L'Explication Prémisse
Cet article signifie que lorsqu’un juge condamne quelqu’un à payer une indemnité, cette somme produit automatiquement des intérêts au taux légal, même si personne ne les a demandés et même si le jugement ne le mentionne pas. En principe ces intérêts courent à partir du jour où le jugement est rendu, sauf si la loi dit autrement ou si le juge en décide différemment. Si la cour d’appel confirme sans changement une condamnation accordant une indemnité, les intérêts prennent rétroactivement effet à partir du jugement de première instance ; si la cour d’appel modifie la condamnation, les intérêts courent à partir de la décision d’appel, mais le juge d’appel peut toujours en décider autrement.

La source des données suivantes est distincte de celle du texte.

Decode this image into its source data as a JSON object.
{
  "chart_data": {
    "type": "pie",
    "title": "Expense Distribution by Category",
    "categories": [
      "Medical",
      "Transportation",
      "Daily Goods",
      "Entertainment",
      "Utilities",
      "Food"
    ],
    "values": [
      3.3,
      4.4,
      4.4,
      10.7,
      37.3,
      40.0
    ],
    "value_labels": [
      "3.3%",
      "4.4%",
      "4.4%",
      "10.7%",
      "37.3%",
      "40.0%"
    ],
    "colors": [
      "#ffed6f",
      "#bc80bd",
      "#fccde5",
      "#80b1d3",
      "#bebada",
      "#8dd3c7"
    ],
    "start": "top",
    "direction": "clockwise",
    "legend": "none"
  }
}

Mme Dupont obtient 10 000 € de dommages-intérêts devant le tribunal le 10 janvier 2025. Le taux d’intérêt légal étant de 3 %, ces 10 000 € produisent automatiquement des intérêts à 3 % à compter du 10 janvier 2025, même si l’avocat n’a pas demandé ces intérêts dans ses conclusions. Si la partie condamnée fait appel et que la cour d’appel confirme « purement et simplement » la décision le 1er septembre 2026, les intérêts continuent de courir à partir du 10 janvier 2025. Si, en revanche, la cour d’appel réduit l’indemnité ou la modifie, les intérêts courent à partir de la date de la décision d’appel, sauf si le juge d’appel ordonne un autre point de départ.
- L’indemnité condamnatoire produit de plein droit des intérêts au taux légal, sans nécessité d’en avoir fait la demande.
- Le taux applicable est le taux légal fixé par la loi (et non un taux contractuel).
- Sauf disposition légale contraire, les intérêts courent en principe à compter du prononcé du jugement de première instance.
- Si la cour d’appel confirme sans modification la décision accordant une indemnité, les intérêts prennent effet dès le jugement de première instance (effet rétroactif).
- Si la cour d’appel modifie l’indemnité, les intérêts courent à compter de la décision d’appel.
- Le juge peut déroger à ces règles et fixer un autre point de départ des intérêts ou décider autrement quant à leur application.
- La règle s’applique « en toute matière » (civil, commercial, etc.), sauf textes légaux contraires.
- La finalité des intérêts est d’indemniser le créancier du retard dans le paiement de l’indemnité).